Sometimes the beach spots would harsh out your bearings. To me, Beryl is probably the hardest one to skate of it all of them. Every trick that went down on that is crazy. Rick’s switch tre, Daewon’s hardflip, Gino’s fake hardflip, and Jeremy Klein’s 360 flip are all pretty gnarly.

Most underrated skater of the 90’s. Wouldn’t be surprised if more than a few put you on top of that list.

Ronnie Bertino. I thought he skated super dope. Even during the early Think days, he was always one of the favorites.

What are some future plans for Richard Mulder and Heel Bruise?

We’re going to keep doing what we're doing over here at Heel Bruise, making things that we’re stoked on naturally and hopefully people will enjoy it, too. We’re working on a couple co-action projects with brands and skaters we admire. LA heads Eric Dressen and Aaron "Fingers" Murray are stoked to draw and contribute graphics. Super stoked on that. Gino and I were talking about keeping the Poets/Heel Bruise thing an annual initiative, so that will be pretty fun.

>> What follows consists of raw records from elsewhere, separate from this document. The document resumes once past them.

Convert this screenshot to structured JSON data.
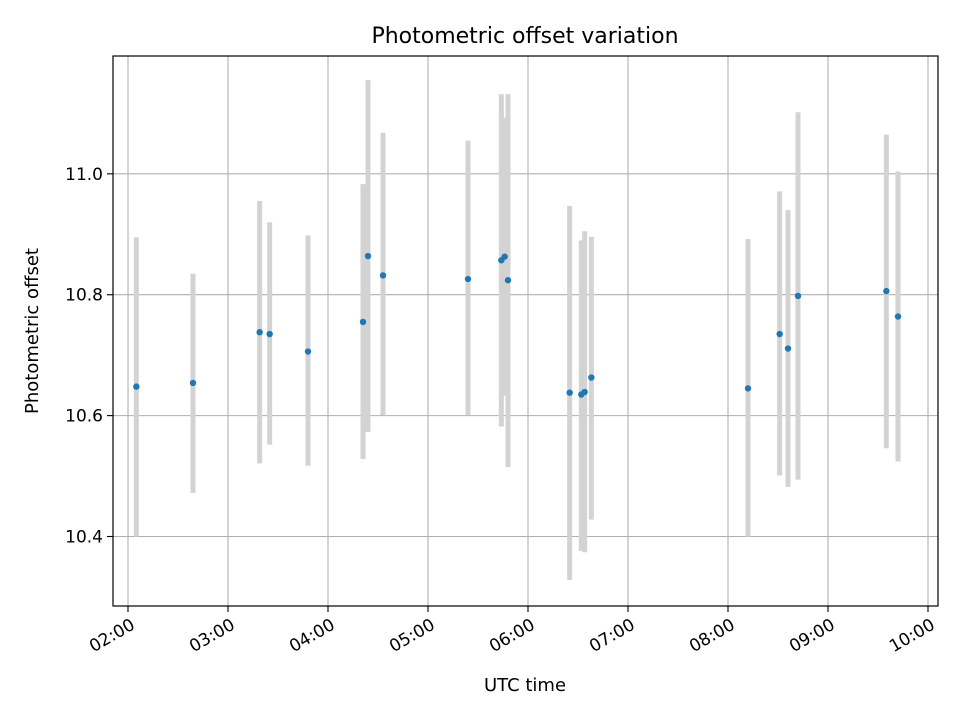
{
  "chart_data": {
    "type": "scatter",
    "title": "Photometric offset variation",
    "xlabel": "UTC time",
    "ylabel": "Photometric offset",
    "grid": true,
    "x_type": "time",
    "xlim": [
      "01:51",
      "10:06"
    ],
    "ylim": [
      10.285,
      11.195
    ],
    "x_ticks": [
      "02:00",
      "03:00",
      "04:00",
      "05:00",
      "06:00",
      "07:00",
      "08:00",
      "09:00",
      "10:00"
    ],
    "y_ticks": [
      10.4,
      10.6,
      10.8,
      11.0
    ],
    "y_tick_labels": [
      "10.4",
      "10.6",
      "10.8",
      "11.0"
    ],
    "marker_color": "#1f77b4",
    "errorbar_color": "#d3d3d3",
    "points": [
      {
        "x": "02:05",
        "y": 10.648,
        "yerr": [
          10.4,
          10.895
        ]
      },
      {
        "x": "02:39",
        "y": 10.654,
        "yerr": [
          10.472,
          10.835
        ]
      },
      {
        "x": "03:19",
        "y": 10.738,
        "yerr": [
          10.521,
          10.955
        ]
      },
      {
        "x": "03:25",
        "y": 10.735,
        "yerr": [
          10.552,
          10.92
        ]
      },
      {
        "x": "03:48",
        "y": 10.706,
        "yerr": [
          10.517,
          10.898
        ]
      },
      {
        "x": "04:21",
        "y": 10.755,
        "yerr": [
          10.528,
          10.983
        ]
      },
      {
        "x": "04:24",
        "y": 10.864,
        "yerr": [
          10.573,
          11.155
        ]
      },
      {
        "x": "04:33",
        "y": 10.832,
        "yerr": [
          10.601,
          11.068
        ]
      },
      {
        "x": "05:24",
        "y": 10.826,
        "yerr": [
          10.601,
          11.055
        ]
      },
      {
        "x": "05:44",
        "y": 10.857,
        "yerr": [
          10.582,
          11.132
        ]
      },
      {
        "x": "05:46",
        "y": 10.863,
        "yerr": [
          10.633,
          11.093
        ]
      },
      {
        "x": "05:48",
        "y": 10.824,
        "yerr": [
          10.515,
          11.132
        ]
      },
      {
        "x": "06:25",
        "y": 10.638,
        "yerr": [
          10.328,
          10.947
        ]
      },
      {
        "x": "06:32",
        "y": 10.635,
        "yerr": [
          10.376,
          10.89
        ]
      },
      {
        "x": "06:34",
        "y": 10.639,
        "yerr": [
          10.374,
          10.905
        ]
      },
      {
        "x": "06:38",
        "y": 10.663,
        "yerr": [
          10.428,
          10.896
        ]
      },
      {
        "x": "08:12",
        "y": 10.645,
        "yerr": [
          10.4,
          10.892
        ]
      },
      {
        "x": "08:31",
        "y": 10.735,
        "yerr": [
          10.501,
          10.971
        ]
      },
      {
        "x": "08:36",
        "y": 10.711,
        "yerr": [
          10.482,
          10.94
        ]
      },
      {
        "x": "08:42",
        "y": 10.798,
        "yerr": [
          10.494,
          11.102
        ]
      },
      {
        "x": "09:35",
        "y": 10.806,
        "yerr": [
          10.546,
          11.065
        ]
      },
      {
        "x": "09:42",
        "y": 10.764,
        "yerr": [
          10.524,
          11.004
        ]
      }
    ]
  }
}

Anything else you’d like to add?

Thanks Chrome Ball. Thank you to everyone that has supported me with the opportunity to participate in skateboarding. I feel super fortunate when I think how skateboarding is one of the coolest things in the world that you can experience on earth and I was able to do it, continue to roll because of that feeling.

Special Thanks to Richard and Heel Bruise.


Stevie Ites said...

Met him at a Nike demo - perhaps the nicest, most genuine skater, pro or otherwise, that I've ever met. A real class act.

Nice interview, well done.

Anonymous said...

Excellent research and exposé; You go, E. Chops!
~Florida Woman

Anonymous said...

Been waiting on another interview and you didn't disappoint.

Anonymous said...

Richard Mulder has always been a favorite. I always loved how he just skated, it was truly skate style and ability coming out of him. I'm so happy you asked about his Mouse part. It's been a top 5'er for me for years. He was so on point in that video. You can tell because on his manuals, especially the sw/flip nose wheelie, he's just straight up frozen in the nose wheelie. Full on perfect balance. DAMN!!! Go Richard!!!
Heel Bruise big up!

Keith said...

Richard Mulder! Dude's always had great video parts with lots of style and solid execution.

I've never met him nor do I think I've ever seen him in person but he comes across as a really good guy. And getting a "real" career outside of the skate industry is not an easy task.

He had a blog a while ago but he took it down! I need financial advice...

T Ferks said...

Richard is the man! It's tight to see him use his talents for God's glory. Much respect....and yeah, that switchflip nose-mani is amazing. The line at city-hall in Philly is also a favorite....just pure style.

Anonymous said...

"Gino's skate part?"

Killing it. Keep it up.

DLTDA said...

It took me a long time to appreciate Richard as a skater, but in retrospect I have so much respect for him taking the true path to a pro board. Nowadays kids would not stick out being AM on a premier company (or a mediocre company) for 6 years.

It's great to see his insight and his well-thought answers to great question.

As always, well done Chops. Great to see a good, quality interview as well as a guy who puts a lot of effort into his responses. Glad to see him doing well. Dude is dope.

Anonymous said...

Him and JP Jadeed were the kings of chaffey.

Brian edwards for honorable mention. Thanks for this!

jason from oz said...

Brilliant interview! Love hearing the old World stories. Definately my favourite era of skateboarding. Keep it up Chops!